# 130 g of a mixture of the three platinum metals A, B and C were crushed and dissolved in aqua regia.

**130 g of a mixture of the three platinum metals A, B and C were crushed and dissolved in aqua regia. The total volume of released gas is 26.88 liters. At the same time, metal C, weighing 7.9 g, remained in the sediment. It is known that metal A – reacts with individual oxidizing acids and one volume of metal A absorbs up to 700 volumes of hydrogen. Metal B is the main component of the alloy from which the kilogram standard is made. Metal C is the strongest among the simple substances. Accept that when aqua regia interacts with metals, elements A and B form complex compounds in which they are in the same oxidation state. Establish what metals are in question.
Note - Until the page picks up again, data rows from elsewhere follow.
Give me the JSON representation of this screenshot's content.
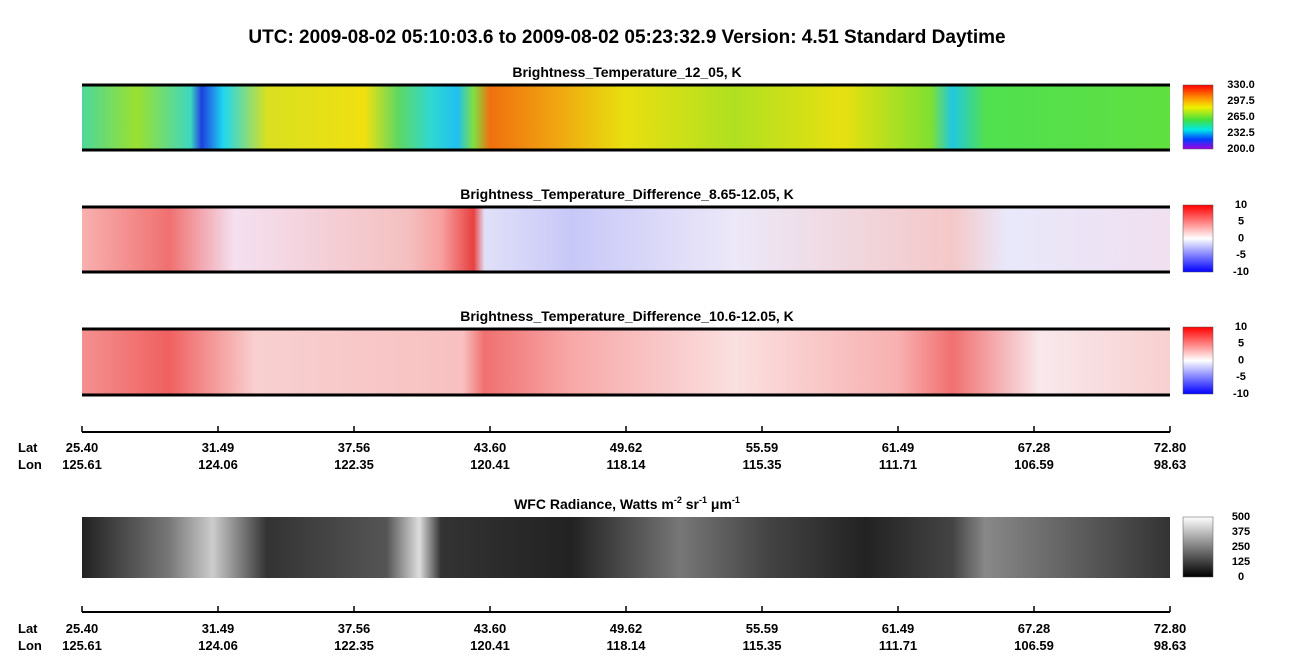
{
  "header": {
    "title": "UTC:  2009-08-02   05:10:03.6  to  2009-08-02   05:23:32.9    Version: 4.51  Standard Daytime"
  },
  "panels": [
    {
      "title": "Brightness_Temperature_12_05, K",
      "colorbar": [
        "330.0",
        "297.5",
        "265.0",
        "232.5",
        "200.0"
      ]
    },
    {
      "title": "Brightness_Temperature_Difference_8.65-12.05, K",
      "colorbar": [
        "10",
        "5",
        "0",
        "-5",
        "-10"
      ]
    },
    {
      "title": "Brightness_Temperature_Difference_10.6-12.05, K",
      "colorbar": [
        "10",
        "5",
        "0",
        "-5",
        "-10"
      ]
    },
    {
      "title_parts": [
        "WFC Radiance, Watts m",
        "-2",
        " sr",
        "-1",
        " μm",
        "-1"
      ],
      "colorbar": [
        "500",
        "375",
        "250",
        "125",
        "0"
      ]
    }
  ],
  "axis": {
    "lat_label": "Lat",
    "lon_label": "Lon",
    "lat": [
      "25.40",
      "31.49",
      "37.56",
      "43.60",
      "49.62",
      "55.59",
      "61.49",
      "67.28",
      "72.80"
    ],
    "lon": [
      "125.61",
      "124.06",
      "122.35",
      "120.41",
      "118.14",
      "115.35",
      "111.71",
      "106.59",
      "98.63"
    ]
  }
}
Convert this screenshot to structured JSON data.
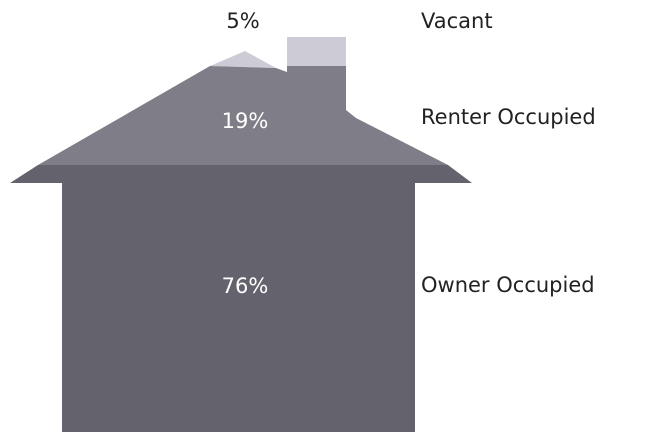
{
  "chart_data": {
    "type": "house",
    "categories": [
      "Vacant",
      "Renter Occupied",
      "Owner Occupied"
    ],
    "values": [
      5,
      19,
      76
    ],
    "value_labels": [
      "5%",
      "19%",
      "76%"
    ],
    "colors": [
      "#cdccd6",
      "#7f7e88",
      "#64636d"
    ]
  }
}
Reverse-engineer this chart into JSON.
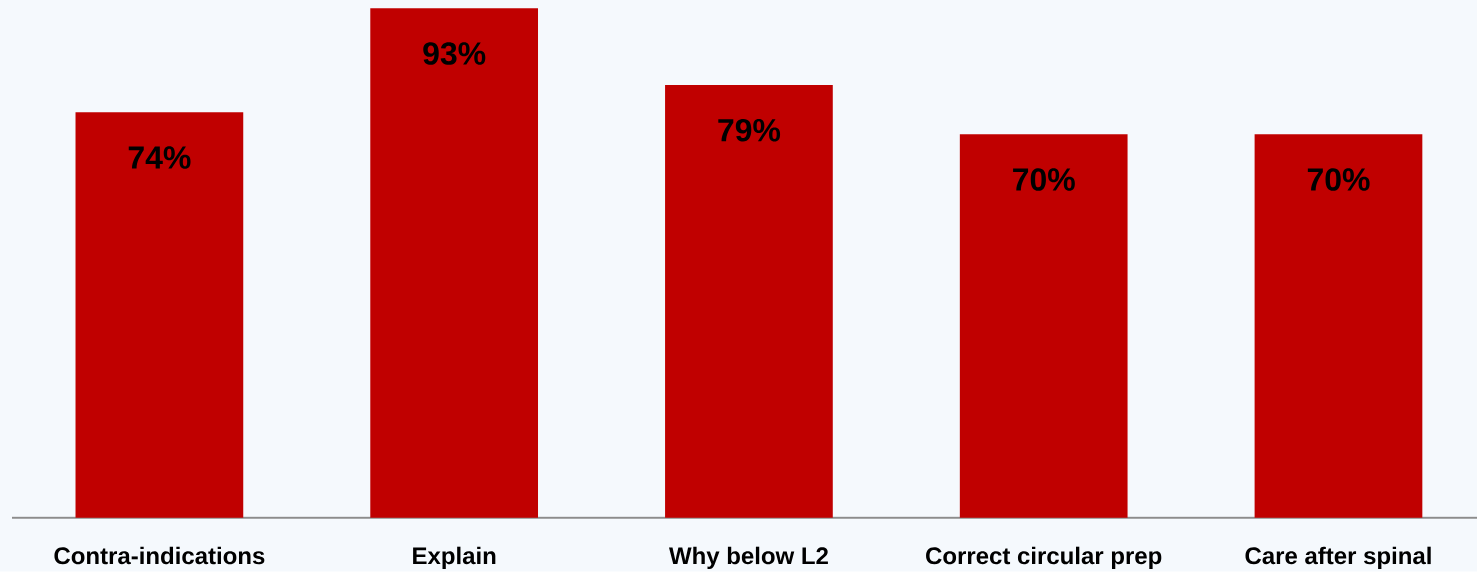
{
  "chart_data": {
    "type": "bar",
    "categories": [
      "Contra-indications",
      "Explain",
      "Why below L2",
      "Correct circular prep",
      "Care after spinal"
    ],
    "values": [
      74,
      93,
      79,
      70,
      70
    ],
    "value_labels": [
      "74%",
      "93%",
      "79%",
      "70%",
      "70%"
    ],
    "color": "#c00000",
    "ylim": [
      0,
      94.5
    ],
    "tick_labels": "x"
  }
}
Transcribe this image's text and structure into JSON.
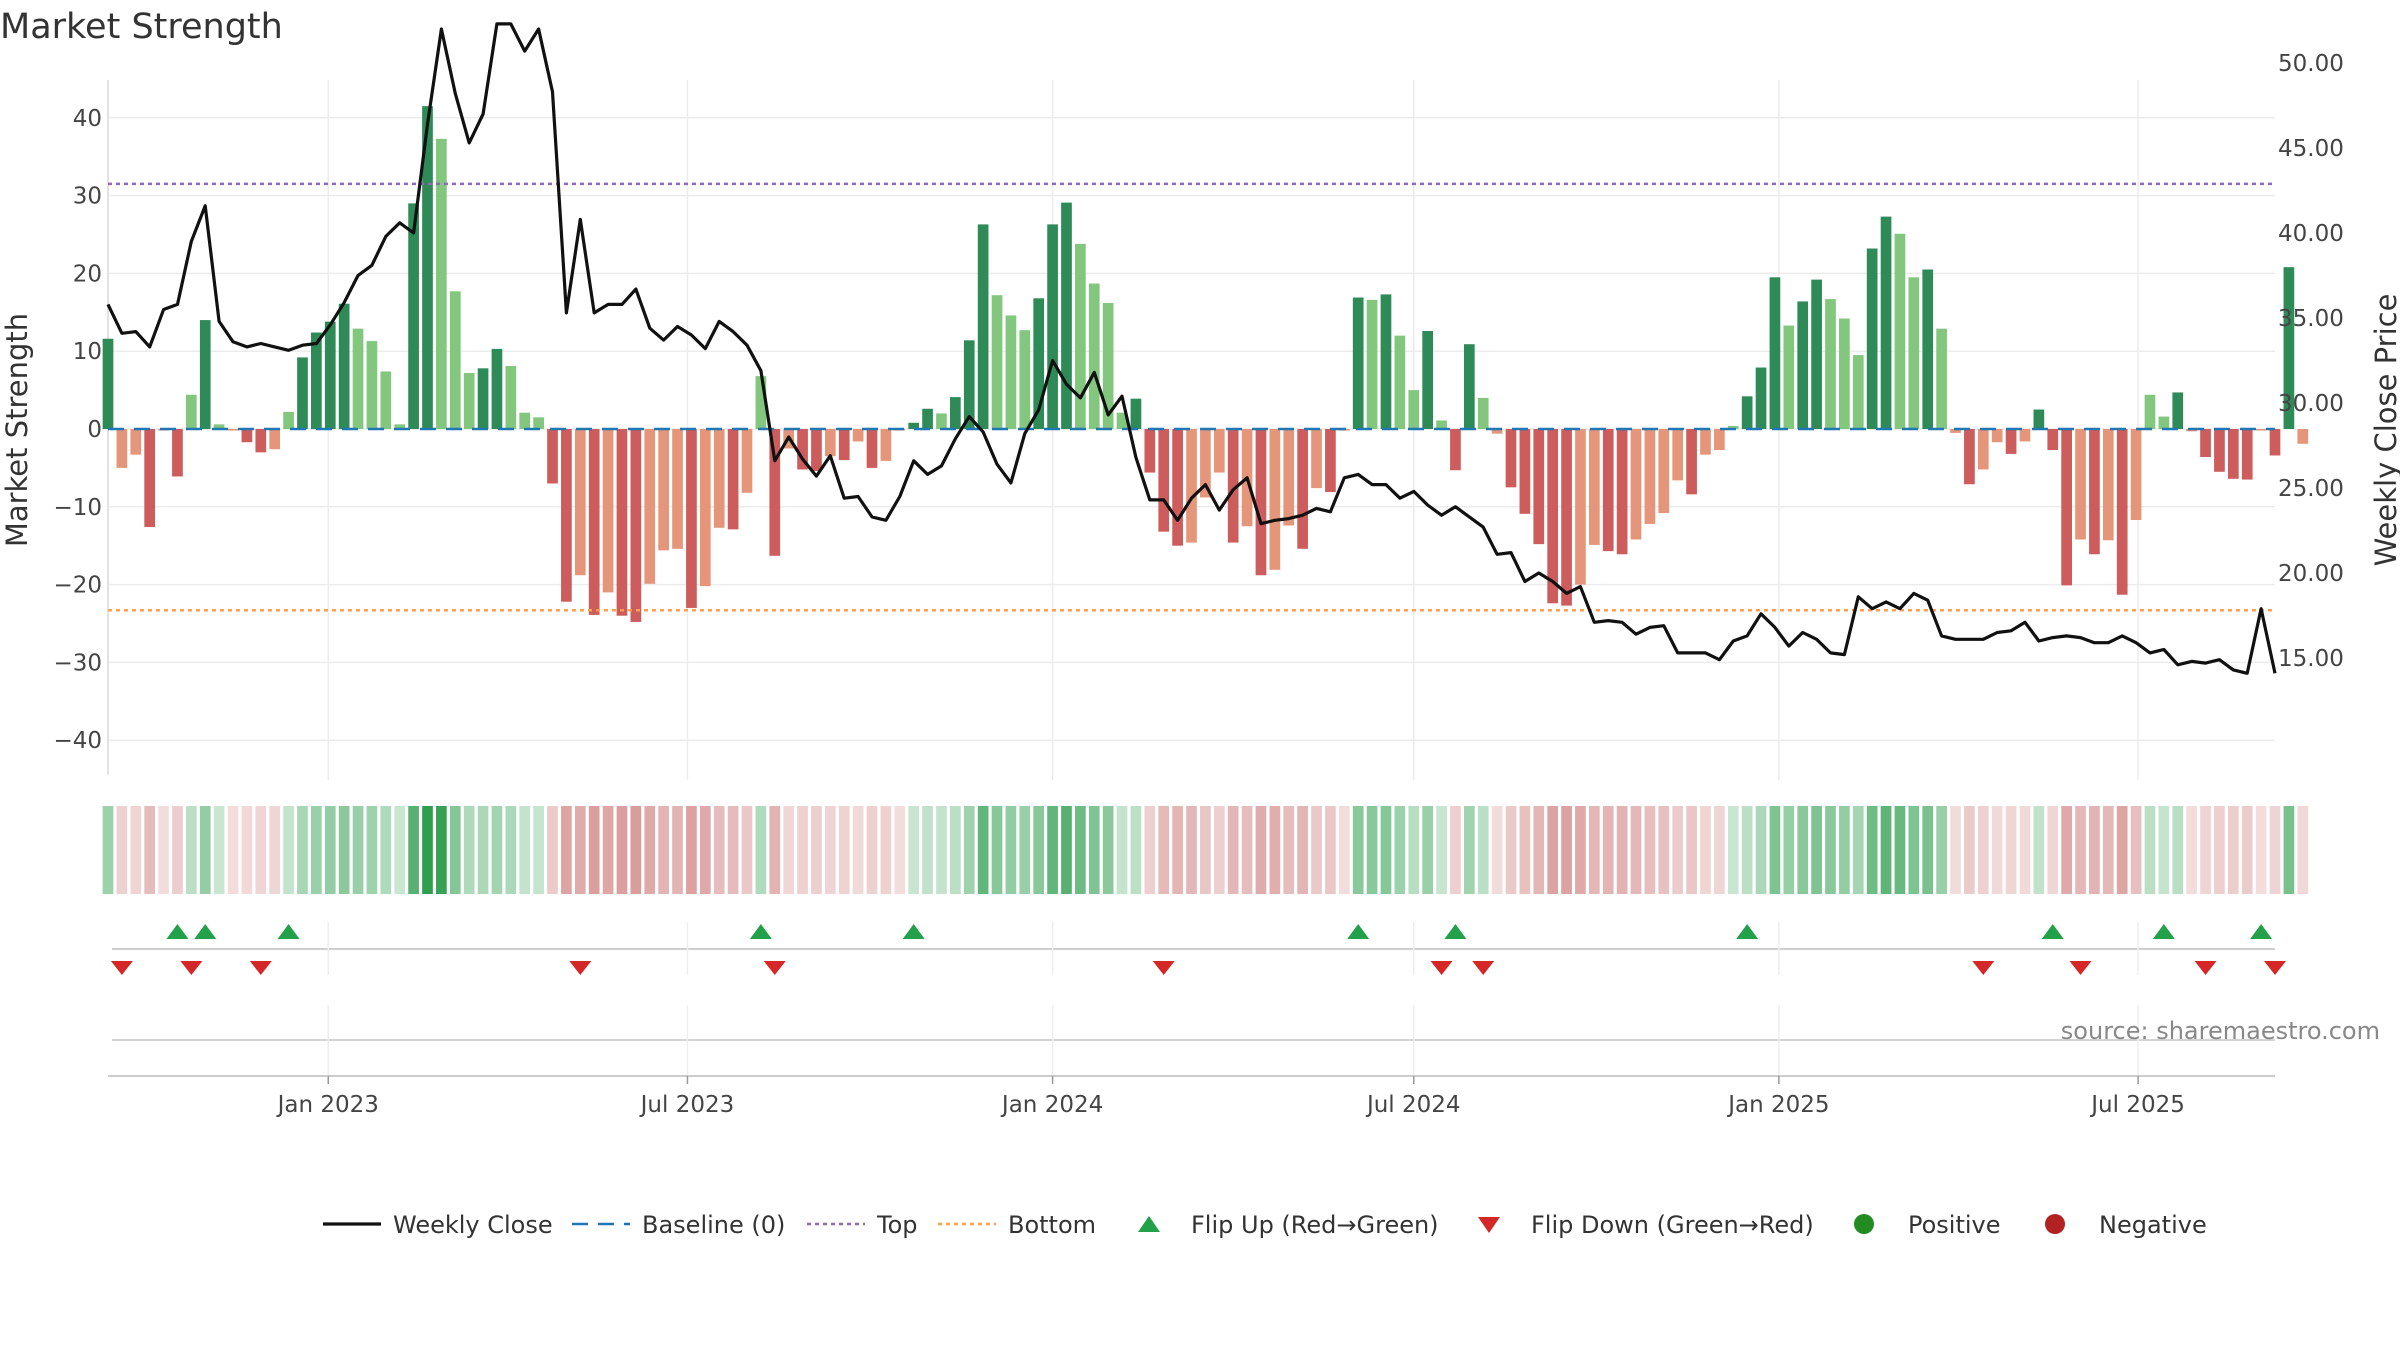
{
  "chart_data": {
    "type": "bar",
    "title": "Market Strength",
    "ylabel_left": "Market Strength",
    "ylabel_right": "Weekly Close Price",
    "ylim_left": [
      -45,
      45
    ],
    "ylim_right": [
      11.5,
      57.4
    ],
    "yticks_left": [
      "40",
      "30",
      "20",
      "10",
      "0",
      "−10",
      "−20",
      "−30",
      "−40"
    ],
    "yticks_left_values": [
      40,
      30,
      20,
      10,
      0,
      -10,
      -20,
      -30,
      -40
    ],
    "yticks_right": [
      "50.00",
      "45.00",
      "40.00",
      "35.00",
      "30.00",
      "25.00",
      "20.00",
      "15.00"
    ],
    "yticks_right_values": [
      50,
      45,
      40,
      35,
      30,
      25,
      20,
      15
    ],
    "x_range": [
      "2022-09-12",
      "2025-09-08"
    ],
    "xticks": [
      {
        "label": "Jan 2023",
        "date": "2023-01-01"
      },
      {
        "label": "Jul 2023",
        "date": "2023-07-01"
      },
      {
        "label": "Jan 2024",
        "date": "2024-01-01"
      },
      {
        "label": "Jul 2024",
        "date": "2024-07-01"
      },
      {
        "label": "Jan 2025",
        "date": "2025-01-01"
      },
      {
        "label": "Jul 2025",
        "date": "2025-07-01"
      }
    ],
    "top_level": 31.5,
    "bottom_level": -23.3,
    "grid": true,
    "start_date": "2022-09-12",
    "series": [
      {
        "name": "Market Strength",
        "type": "bar",
        "values": [
          11.6,
          -5,
          -3.3,
          -12.6,
          -0.2,
          -6.1,
          4.4,
          14,
          0.6,
          -0.2,
          -1.7,
          -3,
          -2.6,
          2.2,
          9.2,
          12.4,
          13.8,
          16.1,
          12.9,
          11.3,
          7.4,
          0.6,
          29,
          41.5,
          37.3,
          17.7,
          7.2,
          7.8,
          10.3,
          8.1,
          2.1,
          1.5,
          -7,
          -22.2,
          -18.8,
          -23.9,
          -21,
          -24,
          -24.8,
          -19.9,
          -15.6,
          -15.4,
          -23,
          -20.2,
          -12.7,
          -12.9,
          -8.2,
          6.8,
          -16.3,
          -2.5,
          -5.2,
          -5.4,
          -3.5,
          -4,
          -1.6,
          -5,
          -4.1,
          -0.2,
          0.8,
          2.6,
          2,
          4.1,
          11.4,
          26.3,
          17.2,
          14.6,
          12.7,
          16.8,
          26.3,
          29.1,
          23.8,
          18.7,
          16.2,
          2.1,
          3.9,
          -5.6,
          -13.2,
          -15,
          -14.6,
          -8.8,
          -5.6,
          -14.6,
          -12.5,
          -18.8,
          -18.1,
          -12.4,
          -15.4,
          -7.6,
          -8.1,
          -0.2,
          16.9,
          16.6,
          17.3,
          12,
          5,
          12.6,
          1.1,
          -5.3,
          10.9,
          4,
          -0.6,
          -7.5,
          -10.9,
          -14.8,
          -22.4,
          -22.7,
          -20,
          -14.9,
          -15.7,
          -16.1,
          -14.2,
          -12.2,
          -10.8,
          -6.6,
          -8.4,
          -3.3,
          -2.7,
          0.4,
          4.2,
          7.9,
          19.5,
          13.3,
          16.4,
          19.2,
          16.7,
          14.2,
          9.5,
          23.2,
          27.3,
          25.1,
          19.5,
          20.5,
          12.9,
          -0.5,
          -7.1,
          -5.2,
          -1.7,
          -3.2,
          -1.6,
          2.5,
          -2.7,
          -20.1,
          -14.2,
          -16.1,
          -14.3,
          -21.3,
          -11.7,
          4.4,
          1.6,
          4.7,
          -0.3,
          -3.6,
          -5.5,
          -6.4,
          -6.5,
          -0.2,
          -3.4,
          20.8,
          -1.9
        ]
      },
      {
        "name": "Weekly Close",
        "type": "line",
        "values": [
          35.8,
          34.1,
          34.2,
          33.3,
          35.5,
          35.8,
          39.5,
          41.6,
          34.8,
          33.6,
          33.3,
          33.5,
          33.3,
          33.1,
          33.4,
          33.5,
          34.6,
          35.9,
          37.5,
          38.1,
          39.8,
          40.6,
          40,
          46.4,
          52,
          48.2,
          45.3,
          47,
          52.3,
          52.3,
          50.7,
          52,
          48.3,
          35.3,
          40.8,
          35.3,
          35.8,
          35.8,
          36.7,
          34.4,
          33.7,
          34.5,
          34,
          33.2,
          34.8,
          34.2,
          33.4,
          31.9,
          26.6,
          28,
          26.7,
          25.7,
          26.9,
          24.4,
          24.5,
          23.3,
          23.1,
          24.5,
          26.6,
          25.8,
          26.3,
          27.9,
          29.2,
          28.3,
          26.4,
          25.3,
          28.2,
          29.6,
          32.5,
          31.1,
          30.3,
          31.8,
          29.3,
          30.4,
          26.8,
          24.3,
          24.3,
          23.1,
          24.4,
          25.2,
          23.7,
          24.9,
          25.6,
          22.9,
          23.1,
          23.2,
          23.4,
          23.8,
          23.6,
          25.6,
          25.8,
          25.2,
          25.2,
          24.4,
          24.8,
          24,
          23.4,
          23.9,
          23.3,
          22.7,
          21.1,
          21.2,
          19.5,
          20,
          19.5,
          18.8,
          19.2,
          17.1,
          17.2,
          17.1,
          16.4,
          16.8,
          16.9,
          15.3,
          15.3,
          15.3,
          14.9,
          16,
          16.3,
          17.6,
          16.8,
          15.7,
          16.5,
          16.1,
          15.3,
          15.2,
          18.6,
          17.9,
          18.3,
          17.9,
          18.8,
          18.4,
          16.3,
          16.1,
          16.1,
          16.1,
          16.5,
          16.6,
          17.1,
          16,
          16.2,
          16.3,
          16.2,
          15.9,
          15.9,
          16.3,
          15.9,
          15.3,
          15.5,
          14.6,
          14.8,
          14.7,
          14.9,
          14.3,
          14.1,
          17.9,
          14.1
        ]
      }
    ],
    "colors": {
      "strong_pos": "#2e8b57",
      "weak_pos": "#83c77f",
      "strong_neg": "#cd5c5c",
      "weak_neg": "#e5967a",
      "line": "#111111",
      "baseline": "#1f77b4",
      "top": "#9467bd",
      "bottom": "#ff9f4a",
      "flip_up": "#22a04a",
      "flip_down": "#d62728",
      "positive": "#228b22",
      "negative": "#b22222"
    },
    "flips_up_dates": [
      "2022-10-17",
      "2022-10-31",
      "2022-12-12",
      "2023-08-07",
      "2023-10-23",
      "2024-06-03",
      "2024-07-22",
      "2024-12-16",
      "2025-05-19",
      "2025-07-14",
      "2025-09-01"
    ],
    "flips_down_dates": [
      "2022-09-19",
      "2022-10-24",
      "2022-11-28",
      "2023-05-08",
      "2023-08-14",
      "2024-02-26",
      "2024-07-15",
      "2024-08-05",
      "2025-04-14",
      "2025-06-02",
      "2025-08-04",
      "2025-09-08"
    ],
    "legend": [
      {
        "label": "Weekly Close",
        "kind": "line"
      },
      {
        "label": "Baseline (0)",
        "kind": "dash"
      },
      {
        "label": "Top",
        "kind": "dot-top"
      },
      {
        "label": "Bottom",
        "kind": "dot-bottom"
      },
      {
        "label": "Flip Up (Red→Green)",
        "kind": "tri-up"
      },
      {
        "label": "Flip Down (Green→Red)",
        "kind": "tri-down"
      },
      {
        "label": "Positive",
        "kind": "circle-pos"
      },
      {
        "label": "Negative",
        "kind": "circle-neg"
      }
    ],
    "legend_position": "bottom",
    "source": "source: sharemaestro.com"
  }
}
In the first field, enter the characters of the elements A-C sequentially, separated by commas, without spaces. In the following fields, indicate the mass fraction of metals in the mixture (the order does not matter). Indicate your answer to the nearest tenths, in percent, without specifying the dimension.**

Given:

m mixture (A, B, C) = 130 g

V (gas) = 26.88 l

m (C) = 7.9 g

To find:

ω (A) -?

ω (B) -?

ω (C) -?

Solution:

1) Metal A – palladium (Pd), metal B – platinum (Pt), metal C – iridium (Ir);

2) 3Pd + 18HCl + 4HNO3 => 3H2 [PdCl6] + 4NO ↑ + 8H2O;

3Pt + 18HCl + 4HNO3 => 3H2 [PtCl6] + 4NO ↑ + 8H2O;

3) m mixture (A, B) = m mixture (A, B, C) – m (C) = 130 – 7.9 = 122.1 g;

4) Let m (Pd) = (x) r, then m (Pt) = (122,1 – x) r;

5) n (Pd) = m (Pd) / M (Pd) = (x / 106) mol;

6) n1 (NO) = n (Pd) * 4/3 = (x / 106) * 4/3 = (4x / 318) mol;

7) n (Pt) = m (Pt) / M (Pt) = ((122.1 – x) / 195) mol;

8) n2 (NO) = n (Pt) * 4/3 = ((122.1 – x) / 195) * 4/3 = ((488.4 – 4x) / 585) mol;

9) n total (NO) = V (NO) / Vm = 26.88 / 22.4 = 1.2 mol;

10) n total (NO) = n1 (NO) + n2 (NO);

1.2 = (4x / 318) + ((488.4 – 4x) / 585);

223236 = 2340x + 155311.2 – 1272x;

1068x = 67924.8;

x = 63.6;

m (Pd) = (x) = 63.6 g;

11) ω (Pd) = m (Pd) * 100% / m mixture (A, B, C) = 63.6 * 100% / 130 = 48.9%;

ω (Ir) = m (Ir) * 100% / m mixture (A, B, C) = 7.9 * 100% / 130 = 6.1%;

ω (Pt) = 100% – ω (Pd) – ω (Ir) = 100% – 48.9% – 6.1% = 45%.

Answer: The mass fraction of Pd is 48.9%; Pt – 45%; Ir – 6.1%.